Ainsi, les ressources dont dispose le gouvernement ne lui permettent plus de reproduire les scenarios antérieurs. Il n’est plus possible de «louer» la paix sociale (Dixit Abdelaziz Rahabi).

Enfin, le choix de la gestion par la violence de basse intensité est un risque majeur car l’ampleur de la dissidence entre le sommet et la population est sans précédent. Des images et des faits hautement symboliques expriment cet état de fait. Ainsi, le chef de l’Etat n’a-t-il fait aucun déplacement en 19 mois de règne. Les représentants locaux (walis) et nationaux (ministres) rencontrent les plus grandes difficultés à mener des visites de travail sur le terrain face à une population qui les rejette.

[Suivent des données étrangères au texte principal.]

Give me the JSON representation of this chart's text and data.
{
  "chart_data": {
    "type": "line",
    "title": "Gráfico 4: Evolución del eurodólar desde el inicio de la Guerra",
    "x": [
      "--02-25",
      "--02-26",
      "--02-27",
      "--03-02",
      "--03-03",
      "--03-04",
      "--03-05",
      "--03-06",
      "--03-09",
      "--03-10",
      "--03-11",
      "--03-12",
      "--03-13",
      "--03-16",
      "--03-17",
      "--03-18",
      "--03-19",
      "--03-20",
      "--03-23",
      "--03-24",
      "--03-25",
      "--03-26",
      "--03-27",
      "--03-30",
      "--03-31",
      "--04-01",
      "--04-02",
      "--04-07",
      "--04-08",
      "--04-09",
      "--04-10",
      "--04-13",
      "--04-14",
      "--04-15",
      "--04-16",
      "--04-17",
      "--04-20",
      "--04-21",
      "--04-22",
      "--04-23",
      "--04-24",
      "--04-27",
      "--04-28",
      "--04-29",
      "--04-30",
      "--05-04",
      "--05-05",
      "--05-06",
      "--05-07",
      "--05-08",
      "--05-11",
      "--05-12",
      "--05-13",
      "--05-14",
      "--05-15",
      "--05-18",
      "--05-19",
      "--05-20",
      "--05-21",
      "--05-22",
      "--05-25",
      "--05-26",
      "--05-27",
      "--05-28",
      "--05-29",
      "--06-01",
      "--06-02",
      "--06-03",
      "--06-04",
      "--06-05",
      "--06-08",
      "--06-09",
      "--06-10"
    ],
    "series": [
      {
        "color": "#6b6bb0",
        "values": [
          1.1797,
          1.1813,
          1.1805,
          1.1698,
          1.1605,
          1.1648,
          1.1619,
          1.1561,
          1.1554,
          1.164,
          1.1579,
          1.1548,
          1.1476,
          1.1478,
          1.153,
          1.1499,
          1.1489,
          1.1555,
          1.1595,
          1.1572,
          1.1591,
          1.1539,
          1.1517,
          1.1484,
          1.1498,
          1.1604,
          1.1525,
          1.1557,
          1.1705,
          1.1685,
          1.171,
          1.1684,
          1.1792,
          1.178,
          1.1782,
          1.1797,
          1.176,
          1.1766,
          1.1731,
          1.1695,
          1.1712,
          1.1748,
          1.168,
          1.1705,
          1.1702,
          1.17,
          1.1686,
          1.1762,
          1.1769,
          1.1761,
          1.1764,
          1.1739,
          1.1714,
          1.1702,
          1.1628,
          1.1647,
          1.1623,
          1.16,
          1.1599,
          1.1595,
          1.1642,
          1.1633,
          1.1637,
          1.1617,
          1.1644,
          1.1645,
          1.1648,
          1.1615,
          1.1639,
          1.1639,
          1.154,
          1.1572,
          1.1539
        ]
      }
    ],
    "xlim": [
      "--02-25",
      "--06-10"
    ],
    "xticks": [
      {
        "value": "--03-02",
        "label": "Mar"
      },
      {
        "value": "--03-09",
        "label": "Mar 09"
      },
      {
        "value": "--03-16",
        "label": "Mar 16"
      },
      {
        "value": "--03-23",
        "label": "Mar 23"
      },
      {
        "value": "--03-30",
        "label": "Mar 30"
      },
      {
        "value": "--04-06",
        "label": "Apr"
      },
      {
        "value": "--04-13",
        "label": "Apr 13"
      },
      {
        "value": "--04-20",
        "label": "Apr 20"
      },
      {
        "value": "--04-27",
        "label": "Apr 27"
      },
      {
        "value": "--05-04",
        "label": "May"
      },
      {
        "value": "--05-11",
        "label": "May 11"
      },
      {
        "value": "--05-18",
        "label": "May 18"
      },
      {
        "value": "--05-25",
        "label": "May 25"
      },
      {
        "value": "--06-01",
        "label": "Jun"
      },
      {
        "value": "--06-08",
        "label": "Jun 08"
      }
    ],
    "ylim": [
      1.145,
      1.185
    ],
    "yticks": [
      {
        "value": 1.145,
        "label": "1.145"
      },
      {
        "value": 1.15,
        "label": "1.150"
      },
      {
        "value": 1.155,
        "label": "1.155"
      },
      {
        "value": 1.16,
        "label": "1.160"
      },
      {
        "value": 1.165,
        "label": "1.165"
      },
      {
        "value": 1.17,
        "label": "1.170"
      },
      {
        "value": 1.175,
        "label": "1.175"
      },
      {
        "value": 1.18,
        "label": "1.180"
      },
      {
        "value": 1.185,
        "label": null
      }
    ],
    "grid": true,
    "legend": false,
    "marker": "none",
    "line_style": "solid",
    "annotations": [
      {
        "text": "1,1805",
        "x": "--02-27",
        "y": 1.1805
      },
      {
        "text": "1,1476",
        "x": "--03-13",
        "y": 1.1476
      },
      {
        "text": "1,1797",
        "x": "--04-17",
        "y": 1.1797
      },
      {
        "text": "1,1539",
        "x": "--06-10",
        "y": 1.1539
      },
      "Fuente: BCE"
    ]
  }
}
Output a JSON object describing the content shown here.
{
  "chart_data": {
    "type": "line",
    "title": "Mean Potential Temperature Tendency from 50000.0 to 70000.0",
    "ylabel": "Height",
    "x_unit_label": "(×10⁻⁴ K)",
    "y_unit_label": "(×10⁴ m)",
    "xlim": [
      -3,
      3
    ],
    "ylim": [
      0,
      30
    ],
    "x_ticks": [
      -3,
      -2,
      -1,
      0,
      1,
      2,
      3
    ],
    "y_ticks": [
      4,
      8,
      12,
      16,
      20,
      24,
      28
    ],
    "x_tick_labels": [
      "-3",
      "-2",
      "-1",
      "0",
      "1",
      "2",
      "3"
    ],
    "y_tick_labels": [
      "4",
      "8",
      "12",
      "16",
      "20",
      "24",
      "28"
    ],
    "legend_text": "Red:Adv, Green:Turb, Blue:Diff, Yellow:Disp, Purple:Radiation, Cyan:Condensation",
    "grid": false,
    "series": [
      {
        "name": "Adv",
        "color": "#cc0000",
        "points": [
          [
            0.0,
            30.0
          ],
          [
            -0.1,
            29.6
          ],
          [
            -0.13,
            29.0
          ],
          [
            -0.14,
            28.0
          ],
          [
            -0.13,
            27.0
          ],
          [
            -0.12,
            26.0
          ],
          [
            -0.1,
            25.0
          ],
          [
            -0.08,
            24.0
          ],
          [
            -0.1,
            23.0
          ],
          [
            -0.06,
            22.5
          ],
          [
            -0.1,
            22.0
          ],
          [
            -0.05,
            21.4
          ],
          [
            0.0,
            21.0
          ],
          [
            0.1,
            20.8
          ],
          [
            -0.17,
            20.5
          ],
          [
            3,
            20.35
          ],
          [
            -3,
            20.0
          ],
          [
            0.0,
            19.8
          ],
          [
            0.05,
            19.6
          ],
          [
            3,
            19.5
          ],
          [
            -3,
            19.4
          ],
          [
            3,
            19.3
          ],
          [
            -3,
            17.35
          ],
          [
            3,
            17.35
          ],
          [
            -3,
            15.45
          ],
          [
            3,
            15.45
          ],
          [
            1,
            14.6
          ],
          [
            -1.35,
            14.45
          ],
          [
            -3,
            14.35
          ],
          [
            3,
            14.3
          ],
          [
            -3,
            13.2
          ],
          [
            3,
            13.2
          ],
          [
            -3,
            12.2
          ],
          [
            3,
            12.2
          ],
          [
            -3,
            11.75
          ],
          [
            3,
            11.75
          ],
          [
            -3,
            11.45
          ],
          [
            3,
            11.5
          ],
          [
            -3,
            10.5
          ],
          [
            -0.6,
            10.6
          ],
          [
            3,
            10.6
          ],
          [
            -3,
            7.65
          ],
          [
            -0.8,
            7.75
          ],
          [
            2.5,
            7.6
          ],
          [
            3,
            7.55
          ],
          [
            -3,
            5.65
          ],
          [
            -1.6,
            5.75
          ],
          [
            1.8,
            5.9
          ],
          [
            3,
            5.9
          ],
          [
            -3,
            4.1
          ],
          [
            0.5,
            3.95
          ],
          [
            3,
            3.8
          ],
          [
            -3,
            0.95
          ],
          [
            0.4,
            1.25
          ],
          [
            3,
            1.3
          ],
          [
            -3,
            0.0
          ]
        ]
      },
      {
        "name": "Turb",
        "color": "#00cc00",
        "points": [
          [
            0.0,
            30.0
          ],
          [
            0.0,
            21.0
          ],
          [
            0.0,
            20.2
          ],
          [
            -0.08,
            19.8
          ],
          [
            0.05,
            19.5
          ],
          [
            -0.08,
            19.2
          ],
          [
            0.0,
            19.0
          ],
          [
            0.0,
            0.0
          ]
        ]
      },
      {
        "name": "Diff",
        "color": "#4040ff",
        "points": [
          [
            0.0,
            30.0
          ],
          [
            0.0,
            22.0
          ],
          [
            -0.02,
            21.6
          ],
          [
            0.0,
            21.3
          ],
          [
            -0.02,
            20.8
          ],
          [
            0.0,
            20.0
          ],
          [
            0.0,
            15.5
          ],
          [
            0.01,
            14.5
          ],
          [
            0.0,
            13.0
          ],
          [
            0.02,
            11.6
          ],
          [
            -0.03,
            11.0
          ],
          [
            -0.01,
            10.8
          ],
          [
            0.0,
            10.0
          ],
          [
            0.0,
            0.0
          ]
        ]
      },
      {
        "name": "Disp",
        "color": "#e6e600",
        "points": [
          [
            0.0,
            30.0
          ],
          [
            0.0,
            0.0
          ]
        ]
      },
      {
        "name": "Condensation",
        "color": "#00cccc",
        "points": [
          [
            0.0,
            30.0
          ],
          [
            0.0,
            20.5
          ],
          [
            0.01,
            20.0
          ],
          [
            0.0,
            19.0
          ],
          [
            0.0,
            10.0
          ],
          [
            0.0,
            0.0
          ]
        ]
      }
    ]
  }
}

Lorsqu’ils en font, la mobilisation des forces de sécurité est parfois digne de la sécurité mobilisée en un état de guerre (voir les images de la visite des ministres de l’Intérieur et de l’Agriculture à Khenchela, juillet 2021). Tout est retransmis par les journalistes-citoyens sur les réseaux sociaux, devenus une source capitale d’informations. Le choix de la violence est imposé à la population qui recourt à nouveau aux émeutes. Un choix imposé, car de l’autre côté, tous les canaux de communication et de négociation sont volontairement rompus. Nous sommes face à un mode de gestion qui repose sur le contrôle de la violence limitée. Ce choix a un double coût : la régression de la société sur le terrain de la civilité et du respect de soi, d’un côté, et la mobilisation croissante des instruments de coercition, de l’autre. Ce choix a aussi une double conséquence : créer une société ingouvernable et condamner l’Etat à rester fragile et vulnérable. Tôt ou tard, ce choix devra être assumé devant l’histoire qui réclamera des comptes.